I also think the grades we give can be fluid.  I messaged New Friend that they depend on “so many things–intersecting variables—our baseline relationship, its context, the circumstances of any given encounter, our mind state at the time… So mindfulness, as it so often does, comes back to me over and over as the practice on which to center myself. If I’m present in the moment, I’m more likely to notice what grade I’m giving the other person, and to myself as well.”

Aaah, the grade(s) I give myself–my default self-beliefs and -talk!  Off the top of my head:
As parent: B, maybe B+ overall… but in my high stress moments, C-… Or maybe it varies between certain aspects of parenting? I blame myself for many of the kids’ struggles–F! I have written that my greatest regrets in life are all relational; if I’m honest, they all occur in my closest relationships.  When I think of my ‘grade’, it’s a judgment.  And that is not the point of the practice.

The ‘grades’ we give, both to ourselves and others, are limbic, subconscious, automatic, and context driven.  But what do they really mean; how do they affect our relationships?  I think of them now as markers of possibility—ceilings of potential connection.  The letter ‘grade’ simply expresses concretely the abstract, insidious limitations we unconsciously put on one another’s potential as fellow humans.  It’s not that we go around actually assigning grades to people we know and meet.  ‘Giving the A’ is a mindfulness practice—an intentional way of being that honors maximal relational connection potential in and among all people, ourselves included.  So, when I think of myself as parent, giving myself an A does not mean I think I’m perfect or infallible.  It is not meant as a judgment of performance.  It means I give myself the grace to continually attend, assess, adjust, and show up by best; it holds loving space for my aspirational self to emerge and blossom, without pressure, obligation, or requirement.  I feel physical relief just realizing this distinction. 
Where do you need to give yourself an A?

Why practice Giving the A?  I do it to live in peace with myself and other humans–to see us as we all wish to be seen–with kindness, compassion, acceptance, and love.

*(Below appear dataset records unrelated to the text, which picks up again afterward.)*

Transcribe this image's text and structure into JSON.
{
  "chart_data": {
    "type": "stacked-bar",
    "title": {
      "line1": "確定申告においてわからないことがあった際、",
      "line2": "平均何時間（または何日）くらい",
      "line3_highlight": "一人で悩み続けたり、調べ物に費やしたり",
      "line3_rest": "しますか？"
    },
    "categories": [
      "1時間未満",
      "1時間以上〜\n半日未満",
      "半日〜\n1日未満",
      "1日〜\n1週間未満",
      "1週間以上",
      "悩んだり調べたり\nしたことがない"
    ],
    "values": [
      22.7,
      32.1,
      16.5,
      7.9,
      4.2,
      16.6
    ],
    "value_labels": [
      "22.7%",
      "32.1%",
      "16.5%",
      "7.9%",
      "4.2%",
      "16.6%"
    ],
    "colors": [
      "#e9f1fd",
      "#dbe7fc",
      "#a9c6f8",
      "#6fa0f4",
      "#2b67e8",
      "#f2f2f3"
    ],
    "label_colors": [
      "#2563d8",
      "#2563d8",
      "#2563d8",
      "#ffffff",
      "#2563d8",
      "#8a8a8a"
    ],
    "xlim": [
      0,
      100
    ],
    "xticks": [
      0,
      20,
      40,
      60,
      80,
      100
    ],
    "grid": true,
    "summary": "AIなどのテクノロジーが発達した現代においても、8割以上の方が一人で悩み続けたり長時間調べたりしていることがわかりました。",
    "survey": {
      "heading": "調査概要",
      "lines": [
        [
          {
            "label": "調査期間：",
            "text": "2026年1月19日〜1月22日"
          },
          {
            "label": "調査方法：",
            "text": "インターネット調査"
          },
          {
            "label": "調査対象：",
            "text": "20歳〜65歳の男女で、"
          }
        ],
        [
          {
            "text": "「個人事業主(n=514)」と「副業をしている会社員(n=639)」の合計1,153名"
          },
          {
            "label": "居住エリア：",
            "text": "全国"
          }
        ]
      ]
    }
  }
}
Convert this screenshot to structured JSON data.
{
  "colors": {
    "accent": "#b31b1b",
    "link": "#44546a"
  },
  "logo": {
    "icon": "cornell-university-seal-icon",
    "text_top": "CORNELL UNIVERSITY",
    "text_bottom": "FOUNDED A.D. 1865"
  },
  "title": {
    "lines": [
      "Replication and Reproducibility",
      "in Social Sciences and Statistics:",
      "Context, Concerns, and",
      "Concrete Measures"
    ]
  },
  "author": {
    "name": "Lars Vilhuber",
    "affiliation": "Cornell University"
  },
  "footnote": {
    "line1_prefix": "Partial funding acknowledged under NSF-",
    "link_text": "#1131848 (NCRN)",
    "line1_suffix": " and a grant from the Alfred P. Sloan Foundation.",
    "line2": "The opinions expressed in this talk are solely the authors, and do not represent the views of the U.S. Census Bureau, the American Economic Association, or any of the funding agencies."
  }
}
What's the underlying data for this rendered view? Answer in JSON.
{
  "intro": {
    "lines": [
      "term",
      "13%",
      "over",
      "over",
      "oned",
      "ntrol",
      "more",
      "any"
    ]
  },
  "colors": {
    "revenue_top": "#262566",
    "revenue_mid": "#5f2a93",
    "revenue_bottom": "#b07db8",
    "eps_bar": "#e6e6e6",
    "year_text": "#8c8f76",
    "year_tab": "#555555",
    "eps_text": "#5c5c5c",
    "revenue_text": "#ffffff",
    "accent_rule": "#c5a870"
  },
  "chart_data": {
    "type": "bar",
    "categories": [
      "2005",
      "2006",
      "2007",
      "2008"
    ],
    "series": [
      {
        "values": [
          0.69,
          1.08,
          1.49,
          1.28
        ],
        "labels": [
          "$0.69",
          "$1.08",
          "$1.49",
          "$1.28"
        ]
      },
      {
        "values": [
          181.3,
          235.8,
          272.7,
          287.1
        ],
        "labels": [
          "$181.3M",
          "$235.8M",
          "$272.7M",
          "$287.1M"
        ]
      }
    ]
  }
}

When I give myself the A, I show up to you differently, and I’m more willing to give you the A. My energy is light, open, welcoming, inviting, accepting, validating, encouraging, and connecting.  When you feel that from me (and it is a feeling–intuitive, subconscious, non-rational), it affects how you show up to me, also.  It is both subtle and profound, incidental and transformative.  Our interaction and dynamic goes a certain way, any one of myriad possibilities, depending on what we each bring in the moment.  And it can change in a heartbeat–hard left, deep dive, instant bond or severance–if we’re not paying attention.  Maybe the hard times and disconnect happen more when we’re mindless, and the loving, connecting times when we are mindful?  Or maybe it’s just that we see the potholes coming and can navigate around them more easily in the latter.

Imagine if we saw one another as loving works in progress, every one of us, no matter what our circumstances, past experiences, and fears?   What if we held mutual possibility for all of us to step into our own full potential in any domain?  That’s a world I’d like to inhabit, and practicing Giving the A makes it a lot more likely.